Identifying microstates on the group level (second level clustering)
When performing cluster analyses in a series of EEG, the resulting individual microstate class maps have no particular order, and may also vary in polarity. Thus,we cannot simply average the microstate class maps across EEGs, but we need to permute the maps obtained within each EEG in a way that maximized the commonality across cases before. This results in a second clustering problem, this time with the constraint that there is a one-to-one relationship of the individual microstate class maps in each EEG and the mean microstate class maps.
The computation of mean microstate class maps on this second level is accessed thru the menu "Tools->Microstates->Compute mean microstate maps across individuals". You can also use the same tool to average across mean microstate class maps thru the menu item "Tools->Microstates->Compute grand mean microstate maps across means". The dialog looks like this:
Alternatively, the analysis step can also be started on the command line or using a script.
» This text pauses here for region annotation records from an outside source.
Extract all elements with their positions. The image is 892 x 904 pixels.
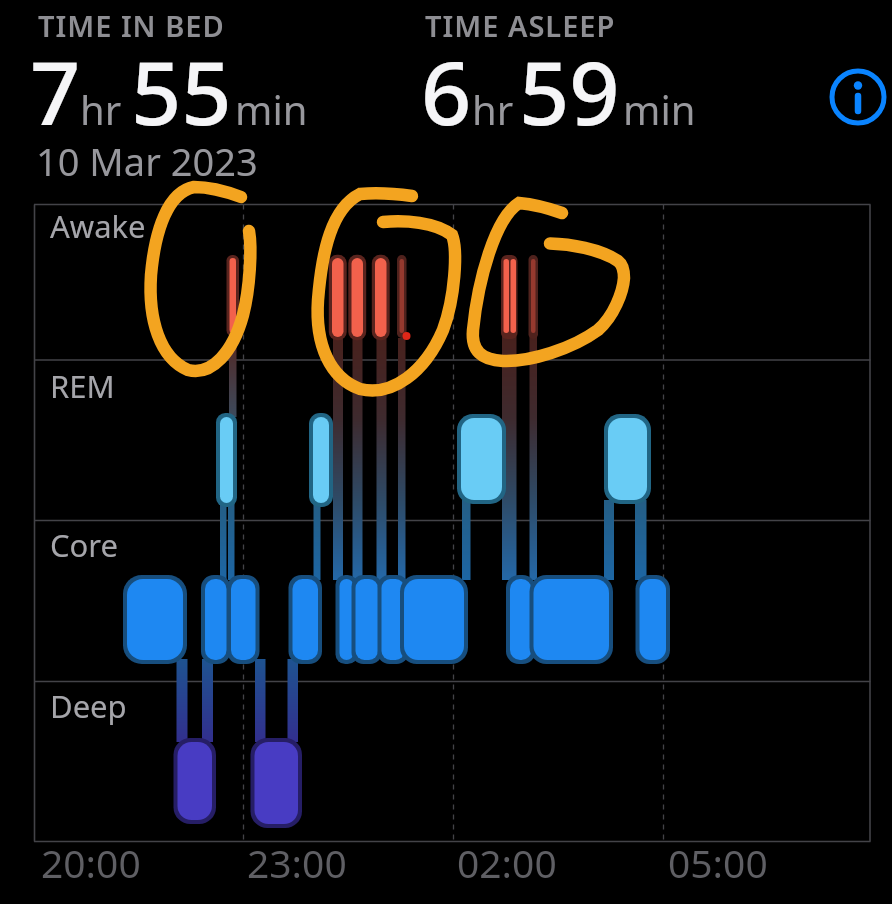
staticText: 6 (421, 31, 472, 151)
staticText: 10 Mar 2023 (36, 135, 258, 187)
staticText: 55 (131, 31, 232, 151)
staticText: 02:00 (457, 836, 557, 889)
staticText: TIME IN BED (38, 6, 225, 45)
staticText: 23:00 (247, 836, 347, 889)
staticText: 7 (30, 31, 81, 151)
staticText: min (235, 82, 308, 136)
staticText: Awake (50, 205, 146, 247)
staticText: Core (50, 524, 119, 566)
staticText: hr (472, 82, 514, 136)
staticText: 20:00 (41, 836, 141, 889)
staticText: min (623, 82, 696, 136)
staticText: Deep (50, 685, 127, 727)
button[interactable] (827, 66, 889, 128)
staticText: 59 (519, 31, 620, 151)
staticText: REM (50, 365, 115, 407)
staticText: hr (80, 82, 122, 136)
staticText: 05:00 (668, 836, 768, 889)
staticText: TIME ASLEEP (425, 6, 616, 45)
In this case, the function to be called is
[EEG,com] = pop_CombMSTemplates(ALLEEG, Index, DoMeans, ShowWhenDone, MeanSetName, IgnorePolarity);
typically followed by
[ALLEEG, EEG, CURRENTSET] = pop_newset(ALLEEG, EEG, numel(ALLEEG)+1,'gui','off');
where the ALLEEG contains all EEG data, EEG is the data structure with the obtained clusters, com is a string with the command necessary to replicate the computation, Index indicates which elements of ALLEEGs are to be used for the averaging, ShowWhenDone allows an immediate display of the resulting mean microstate class maps, MeanSetName is the name of the new EEG dataset, and IgnorePolarity makes the algorithm to flip (multiply by -1) some maps for a better commonality. The DoMeans allows you to select if you want to average individual microstate class maps (= 0), or to opt for the averaging of mean microstate class maps (= 1).